There's a lot of great cotton wood bottoms on public I'd like to try. Also the roads on my inlaws land get super muddy so I may even try boating to their stuff to avoid the gumbo.

I've got an old scanoe I fixed up a few years back. But sold it to a buddy who moved and I found out my bro inlaw has it and basically said go ahead and have fun.

I'd like to get a motor on it. But I don't know anything about them. I know a trolling motor would be good on a lake. But this river is kind of like the Missouri as far as flow.

Is there a small gas motor that'd fit that scanoe?

I obviously will be trying to go stealth when I can but it'd be nice to just motor back to the truck at night.

Thanks

Sent from my SM-G975U using Tapatalk

Definitely look for something small like a 2.5 or 3.5 hp with the 4 stroke as the other poster suggested. 4 stroke will cost more but it'll be quieter than running a little 2 stroke weed eater and you'll get a lot more torque. There's motor mounts you can buy to fit it on a canoe.

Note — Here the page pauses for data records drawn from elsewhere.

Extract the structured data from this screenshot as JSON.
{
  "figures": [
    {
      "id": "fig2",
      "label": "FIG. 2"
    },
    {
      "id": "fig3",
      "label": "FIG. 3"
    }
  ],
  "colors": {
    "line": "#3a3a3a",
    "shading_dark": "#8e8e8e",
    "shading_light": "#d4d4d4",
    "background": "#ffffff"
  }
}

f there's a strong current then yea I probably wouldn't go for an electric trolling motor. They definitely work well for low current and lakes though. I've used them on jon boats for duck hunting small streams and channels in Minnesota too. You could pull it off with a high thrust model but your speed would be significantly slower and you'd have to haul and worry about the batteries too.
 
Weed eater , take off the string trimmer at the bottom and add a trolling motor propeller to it. Look it up on Google a lot of these around.
 
I have an older 2 stroke 4 HP Evinrude that works great on my scanoe. It's actually very quiet but I would also prefer the 4 stroke.
I also have a trolling motor setup for it. I made some long cables so that I could place the battery in the front of the scanoe for weight distribution while I run the trolling motor from the rear transom.
 
Trad, I’ve got a hardly used 2 HP Honda. Had it on a side mount on my 17’ Gruman double ender. Went too fast to troll with. Just hung on to the motor and went back to paddling the canoe.

The Honda would be good a good choice on the Scanoe. Good luck!
 
Good suggestions from others so far for sure.

I've got an Old Town square-stern with a 3.5hp motor that I've used for ten years to run up a good moving river for several miles every spring bear season. It's definitely not a fast run, but we make it to our river camping spot. We dump the motor in camp, and then portage over to a small creek to paddle several miles along the mountain snow-slides to the back of the valley. The black bears are just coming out of their dens.

The advice from thinhorn_AK to get a short-shaft is really solid...do it. I'm running a glacier river, so I also installed a prop-guard...and I still always bring an extra prop and a bunch of shear-pins!